La Nintendo Switch 2 pourrait tenir jusqu’en 2030, et même au-delà, malgré l’arrivée attendue de la PlayStation 6 et de Project Helix, la prochaine génération Xbox. Digital Foundry estime que la console de Nintendo dispose d’une base technique bien plus solide que celle de la première Switch. Sa puissance reste limitée face aux consoles de salon, mais son architecture moderne pourrait lui offrir une longévité inattendue.

La Switch 2 pourrait rester d’actualité jusqu’en 2033

Nintendo n’a jamais cherché à rivaliser frontalement avec PlayStation et Xbox sur la puissance brute. La première Switch l’a montré pendant toute sa carrière : son matériel était nettement moins performant que celui de ses concurrentes, et l’écart est devenu plus visible avec le temps.

La Switch 2 arrive dans une situation différente. La console est encore au début de son cycle de vie, et si elle dure aussi longtemps que sa devancière, elle pourrait rester sur le marché jusqu’à au moins 2033.

Cela l’obligerait à cohabiter avec la PlayStation 6 et Project Helix, le nom associé à la prochaine génération Xbox.

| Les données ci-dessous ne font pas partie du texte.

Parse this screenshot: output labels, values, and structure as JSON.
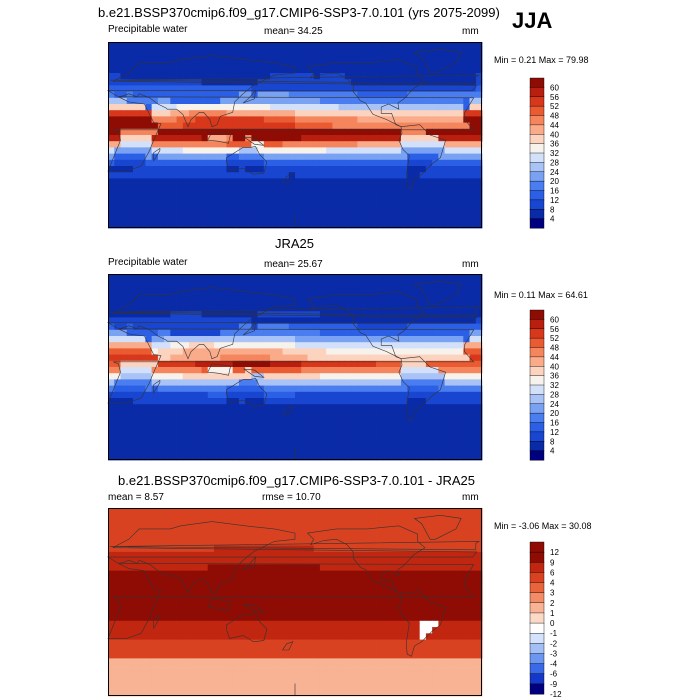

La question est donc simple : la console hybride de Nintendo peut-elle encore suivre quand Sony et Microsoft passeront à l’étape suivante ?

Pour Digital Foundry, la réponse est clairement plus optimiste qu’on pourrait l’imaginer.

Une console moins puissante, mais plus moderne qu’elle en a l’air

Digital Foundry estime que la Nintendo Switch 2 possède, sur certains aspects, une architecture GPU plus avancée technologiquement qu’une PS5. Il ne s’agit pas de dire qu’elle est plus puissante, mais qu’elle prend en charge des fonctions graphiques plus récentes.

La console gère le mesh shading complet, qui permet de mieux traiter la géométrie et d’afficher davantage de détails avec un coût maîtrisé. Elle prend aussi en charge une véritable accélération matérielle du ray tracing, utile pour améliorer les effets de lumière et les reflets.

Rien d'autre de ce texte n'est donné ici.